ECLI:NL:GHARL:2022:9228
Gerechtshof Arnhem-Leeuwarden
- Hoger beroep
- M. van Schuijlenburg
- A. Pullens
- Rechtspraak.nl
Vernietiging van sanctiebeschikking wegens onterecht opleggen aan kentekenhouder zonder staandehouding
In deze zaak heeft het Gerechtshof Arnhem-Leeuwarden op 28 oktober 2022 uitspraak gedaan in hoger beroep inzake de Wet administratiefrechtelijke handhaving verkeersvoorschriften (Wahv). De betrokkene, als kentekenhouder, had hoger beroep ingesteld tegen een sanctie van € 140,- die hem was opgelegd voor het niet zoveel mogelijk rechts houden op een autoweg of autosnelweg. De gedraging vond plaats op 19 mei 2020 op de Rijksweg A6 in Lelystad. De kantonrechter had het beroep van de betrokkene tegen de beslissing van de officier van justitie ongegrond verklaard.

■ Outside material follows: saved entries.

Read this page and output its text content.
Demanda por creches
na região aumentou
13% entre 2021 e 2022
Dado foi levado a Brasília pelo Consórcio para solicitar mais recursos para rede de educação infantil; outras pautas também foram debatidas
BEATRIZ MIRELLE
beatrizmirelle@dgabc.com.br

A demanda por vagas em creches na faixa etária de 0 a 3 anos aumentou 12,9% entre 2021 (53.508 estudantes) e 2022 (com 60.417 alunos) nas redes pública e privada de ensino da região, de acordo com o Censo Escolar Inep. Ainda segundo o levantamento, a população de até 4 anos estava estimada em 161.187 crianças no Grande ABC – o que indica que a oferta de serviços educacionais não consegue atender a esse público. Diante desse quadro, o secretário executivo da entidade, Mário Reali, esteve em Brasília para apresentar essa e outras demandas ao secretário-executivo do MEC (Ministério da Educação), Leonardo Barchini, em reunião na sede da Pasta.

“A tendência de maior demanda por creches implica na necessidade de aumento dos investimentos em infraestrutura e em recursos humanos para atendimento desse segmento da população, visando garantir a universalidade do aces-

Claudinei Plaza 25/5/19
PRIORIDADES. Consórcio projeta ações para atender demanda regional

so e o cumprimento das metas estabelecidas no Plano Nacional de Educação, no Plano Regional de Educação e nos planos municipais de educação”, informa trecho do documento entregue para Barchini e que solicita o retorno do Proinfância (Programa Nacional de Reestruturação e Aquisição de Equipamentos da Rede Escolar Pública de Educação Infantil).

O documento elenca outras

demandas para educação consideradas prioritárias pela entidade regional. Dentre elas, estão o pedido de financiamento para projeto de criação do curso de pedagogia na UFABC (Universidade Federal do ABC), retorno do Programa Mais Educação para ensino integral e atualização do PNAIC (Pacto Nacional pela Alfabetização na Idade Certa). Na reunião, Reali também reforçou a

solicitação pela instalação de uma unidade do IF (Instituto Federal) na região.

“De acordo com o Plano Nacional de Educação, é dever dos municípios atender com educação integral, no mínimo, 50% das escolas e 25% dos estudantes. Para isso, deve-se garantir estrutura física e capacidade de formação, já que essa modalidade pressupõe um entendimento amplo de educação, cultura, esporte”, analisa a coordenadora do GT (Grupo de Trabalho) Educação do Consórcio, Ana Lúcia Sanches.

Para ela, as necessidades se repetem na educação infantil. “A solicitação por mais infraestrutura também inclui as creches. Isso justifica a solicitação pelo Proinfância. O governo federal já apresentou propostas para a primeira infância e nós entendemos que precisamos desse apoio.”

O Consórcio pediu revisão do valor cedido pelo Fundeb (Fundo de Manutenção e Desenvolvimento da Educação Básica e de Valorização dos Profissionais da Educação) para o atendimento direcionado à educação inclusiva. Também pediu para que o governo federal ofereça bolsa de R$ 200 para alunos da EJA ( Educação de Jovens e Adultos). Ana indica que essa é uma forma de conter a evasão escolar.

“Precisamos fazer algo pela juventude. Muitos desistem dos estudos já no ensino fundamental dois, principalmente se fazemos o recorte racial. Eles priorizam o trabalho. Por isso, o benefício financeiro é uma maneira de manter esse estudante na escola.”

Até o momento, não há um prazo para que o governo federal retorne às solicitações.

De betrokkene voerde aan dat de sanctie ten onrechte aan hem was opgelegd, omdat er geen staandehouding had plaatsgevonden. De ambtenaar had aangegeven dat hij geen stopmiddelen voorhanden had, maar de betrokkene betwistte dit en stelde dat er voldoende mogelijkheden waren om de bestuurder staande te houden. Het hof oordeelde dat de reden van de ambtenaar voor het niet staande houden onvoldoende was, gezien de omstandigheden ter plaatse en het feit dat de rijstrook naast de betrokkene vrij was van verkeer.
Het hof concludeerde dat de ambtenaar ten onrechte had gehandeld door de sanctie aan de kentekenhouder op te leggen zonder dat er een reële mogelijkheid was om de identiteit van de bestuurder vast te stellen. De beslissing van de kantonrechter werd vernietigd, het beroep werd gegrond verklaard en de sanctie werd vernietigd. De betrokkene kreeg de door hem gestelde zekerheid van de advocaat-generaal terugbetaald.